If we want to face up to our mistakes more regularly, then we need to change the way we think about them. If we see them as proof of our own incompetence, we will continue to puff out our chests and pretend they aren't there. Is there a different way?
Error is an essential step in the process of finding the right answer. Every scientist leaves behind a trail of disproven hypotheses and papers shot to pieces by colleagues. He doesn't see them as shameful, but as part of a process that was bringing him closer to the truth through experimentation. Similarly, James Joyce, thinking about all the drafts he wrote that failed, said "a man's errors are his portals of discovery".

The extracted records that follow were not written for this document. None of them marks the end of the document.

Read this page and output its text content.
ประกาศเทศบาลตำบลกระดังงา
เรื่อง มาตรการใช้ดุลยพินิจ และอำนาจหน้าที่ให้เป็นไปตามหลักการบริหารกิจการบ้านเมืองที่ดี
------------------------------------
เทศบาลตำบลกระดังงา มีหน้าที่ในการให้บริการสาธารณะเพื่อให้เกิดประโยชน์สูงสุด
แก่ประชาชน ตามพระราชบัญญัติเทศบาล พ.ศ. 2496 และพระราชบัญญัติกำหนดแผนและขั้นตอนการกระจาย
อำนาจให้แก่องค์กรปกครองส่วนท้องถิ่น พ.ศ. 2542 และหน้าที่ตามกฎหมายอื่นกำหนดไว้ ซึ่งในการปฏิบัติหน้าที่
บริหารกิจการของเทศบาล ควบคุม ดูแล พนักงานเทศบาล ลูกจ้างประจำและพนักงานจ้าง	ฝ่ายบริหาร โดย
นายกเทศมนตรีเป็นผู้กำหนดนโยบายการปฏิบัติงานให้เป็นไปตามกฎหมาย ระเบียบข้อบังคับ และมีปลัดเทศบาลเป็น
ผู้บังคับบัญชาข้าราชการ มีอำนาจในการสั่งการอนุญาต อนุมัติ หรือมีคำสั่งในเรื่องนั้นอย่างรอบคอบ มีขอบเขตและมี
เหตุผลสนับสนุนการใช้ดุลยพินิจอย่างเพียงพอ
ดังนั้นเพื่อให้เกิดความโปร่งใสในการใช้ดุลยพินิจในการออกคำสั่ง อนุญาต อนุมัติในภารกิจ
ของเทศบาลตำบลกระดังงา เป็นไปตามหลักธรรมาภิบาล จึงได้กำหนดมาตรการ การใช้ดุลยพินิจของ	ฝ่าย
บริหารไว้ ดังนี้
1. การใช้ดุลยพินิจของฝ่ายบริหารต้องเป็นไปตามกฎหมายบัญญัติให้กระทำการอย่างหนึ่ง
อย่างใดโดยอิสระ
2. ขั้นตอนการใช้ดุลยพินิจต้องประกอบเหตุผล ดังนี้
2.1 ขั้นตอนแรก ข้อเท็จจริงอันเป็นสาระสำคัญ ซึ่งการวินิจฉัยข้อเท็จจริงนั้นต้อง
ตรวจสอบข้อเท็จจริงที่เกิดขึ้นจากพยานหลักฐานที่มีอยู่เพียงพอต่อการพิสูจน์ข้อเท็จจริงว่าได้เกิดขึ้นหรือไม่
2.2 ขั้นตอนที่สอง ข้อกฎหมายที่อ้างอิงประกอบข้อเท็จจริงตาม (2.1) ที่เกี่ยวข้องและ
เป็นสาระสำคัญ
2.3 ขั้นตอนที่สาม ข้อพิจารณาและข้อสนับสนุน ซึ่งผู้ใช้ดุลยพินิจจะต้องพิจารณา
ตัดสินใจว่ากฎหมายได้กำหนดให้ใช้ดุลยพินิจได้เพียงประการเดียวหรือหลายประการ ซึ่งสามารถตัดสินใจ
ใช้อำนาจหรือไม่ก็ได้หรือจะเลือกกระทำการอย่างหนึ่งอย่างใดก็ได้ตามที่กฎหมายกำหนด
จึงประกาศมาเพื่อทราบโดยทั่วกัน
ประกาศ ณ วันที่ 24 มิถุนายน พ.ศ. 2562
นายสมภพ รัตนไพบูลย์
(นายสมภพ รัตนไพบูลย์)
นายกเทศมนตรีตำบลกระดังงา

But error may be even more fundamental than that. From the moment we are born, human beings are creating theories about the world, based on limited evidence. It's how we survived: if our ancestors hadn't generalized that all lions are dangerous, you wouldn't be reading this. Errors are often simply this necessary impulse reaching too far, or misfiring. So the impulse that makes us wrong is also the impulse that makes us human.
Since reading Schultz's book, I have been trying harder to train myself to think systematically about my own mistakes. Every week, I make a list of what I have got wrong, personally or professionally, and try to figure out how to get it right next time. I can't entirely drain the pain from it, but I do think there's a hunger out there for this approach: the most positive reaction I have ever had to a column was when I tried to publicly explore how I had got the Iraq war so horribly wrong. What I leaned from that awful mistake - the true factors that drive US and UK foreign policy, rather than propaganda claims - have led me, I think, to positive insights since. If I had instead run from the error and insisted it wasn't there, I would be stuck in a bloody blind alley, devoid of insights.
Tim Harford of Radio 4's More or Less has suggested an annual prize for the politician who makes the most constructive admission of error. It'd be a good start - but we will best seek a healthier approach to error in public life when we achieve it in ourselves.
You will get something wrong today, and tomorrow, and every day of your life. So will I, and everybody you know. You don't have a choice about being wrong sometimes: mistakes will be your life-long companion. But you do have a choice about whether to approach your error in terror so you suppress, ignore and repeat it -- or to make it your honest, open ally in trying to get to the truth.